Diversity is the key to economic and political evolution.

by Cat on Wed May 29th, 2019 at 07:20:25 PM EST
[ Parent ]
24 May for www money markets
Boris Johnson says next British PM must deliver 'proper' Brexit

Diversity is the key to economic and political evolution.
by Cat on Wed May 29th, 2019 at 07:23:23 PM EST
[ Parent ]
Little matter that no other leader would have done much better.
Given May's own red lines. Can't be said often enough.

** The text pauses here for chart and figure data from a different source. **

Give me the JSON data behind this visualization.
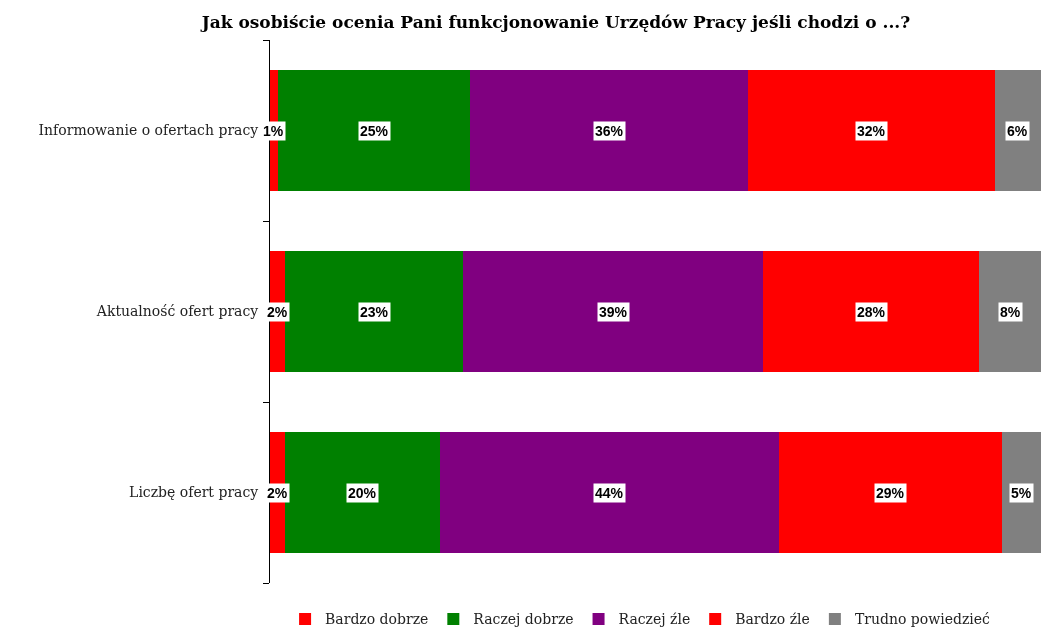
{
  "chart_data": {
    "type": "bar",
    "orientation": "horizontal",
    "stacked": true,
    "title": "Jak osobiście ocenia Pani funkcjonowanie Urzędów Pracy jeśli chodzi o ...?",
    "categories": [
      "Informowanie o ofertach pracy",
      "Aktualność ofert pracy",
      "Liczbę ofert pracy"
    ],
    "series": [
      {
        "name": "Bardzo dobrze",
        "color": "#ff0000",
        "values": [
          1,
          2,
          2
        ],
        "value_labels": [
          "1%",
          "2%",
          "2%"
        ]
      },
      {
        "name": "Raczej dobrze",
        "color": "#008000",
        "values": [
          25,
          23,
          20
        ],
        "value_labels": [
          "25%",
          "23%",
          "20%"
        ]
      },
      {
        "name": "Raczej źle",
        "color": "#800080",
        "values": [
          36,
          39,
          44
        ],
        "value_labels": [
          "36%",
          "39%",
          "44%"
        ]
      },
      {
        "name": "Bardzo źle",
        "color": "#ff0000",
        "values": [
          32,
          28,
          29
        ],
        "value_labels": [
          "32%",
          "28%",
          "29%"
        ]
      },
      {
        "name": "Trudno powiedzieć",
        "color": "#808080",
        "values": [
          6,
          8,
          5
        ],
        "value_labels": [
          "6%",
          "8%",
          "5%"
        ]
      }
    ],
    "legend": "bottom",
    "tick_labels": "y"
  }
}
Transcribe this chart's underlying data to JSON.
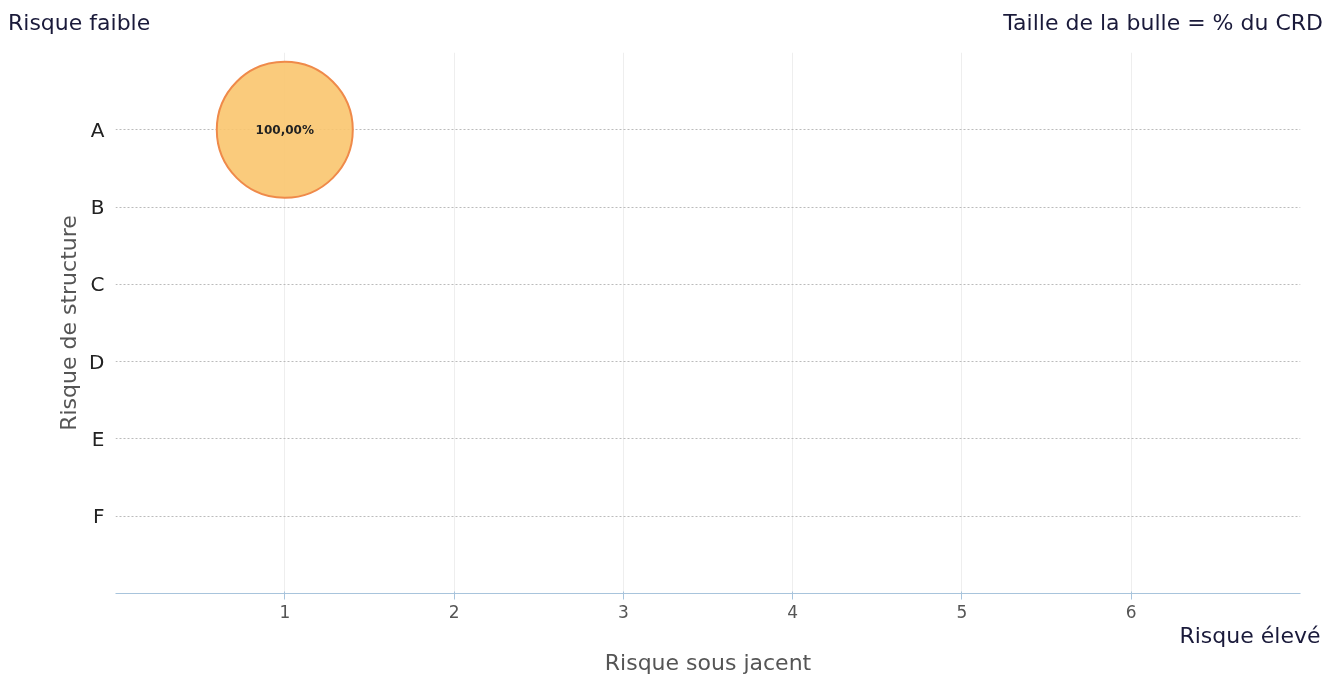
{
  "chart_data": {
    "type": "bubble",
    "orientation": "horizontal",
    "categories": [
      "A",
      "B",
      "C",
      "D",
      "E",
      "F"
    ],
    "values": [
      1,
      null,
      null,
      null,
      null,
      null
    ],
    "sizes": [
      1,
      null,
      null,
      null,
      null,
      null
    ],
    "value_labels": [
      "100,00%",
      null,
      null,
      null,
      null,
      null
    ],
    "color": "#f9c56e",
    "xlabel": "Risque sous jacent",
    "ylabel": "Risque de structure",
    "annotations": [
      "Risque faible",
      "Taille de la bulle = % du CRD",
      "Risque élevé"
    ],
    "xlim": [
      0,
      7
    ],
    "xticks": [
      1,
      2,
      3,
      4,
      5,
      6
    ],
    "grid": true
  }
}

A society committed to the notion that government is always bad will have bad government. And it doesn't have to be that way. — Paul Krugman
by Migeru (migeru at eurotrib dot com) on Sun May 26th, 2019 at 07:03:01 AM EST
Once upon a time it was the Democrats and Labour that did their infighting in public (the Democrats most memorably and damagingly at the 1968 Chicago Convention, a fiasco that contributed just as much as George Wallace's Second Secession to Nixon's election that year).  Tories and Republicans did their infighting behind closed doors, then came out and presented a united front to the public.  Those days are long gone for both the Rethuglicans and the Tories, and while no one has matched Der Drumpfenfuehrer's malignant shit-slinging, there can be no doubt Boor-ass will give it the old college try.  And anyone who buys said shit-slinging deserves the government they get.  The thing is, the rest of us don't.  Nevertheless, for the health and safety of everyone, I think it's necessary to give the New Tories however much rope they need to hang themselves.  It's the only chance we have left of disposing of the neolibs and their MSM lapdogs, not to mention exposing the 30% of the population so smitten by said shit-slinging that they really need to take up permanent residence in rubber rooms.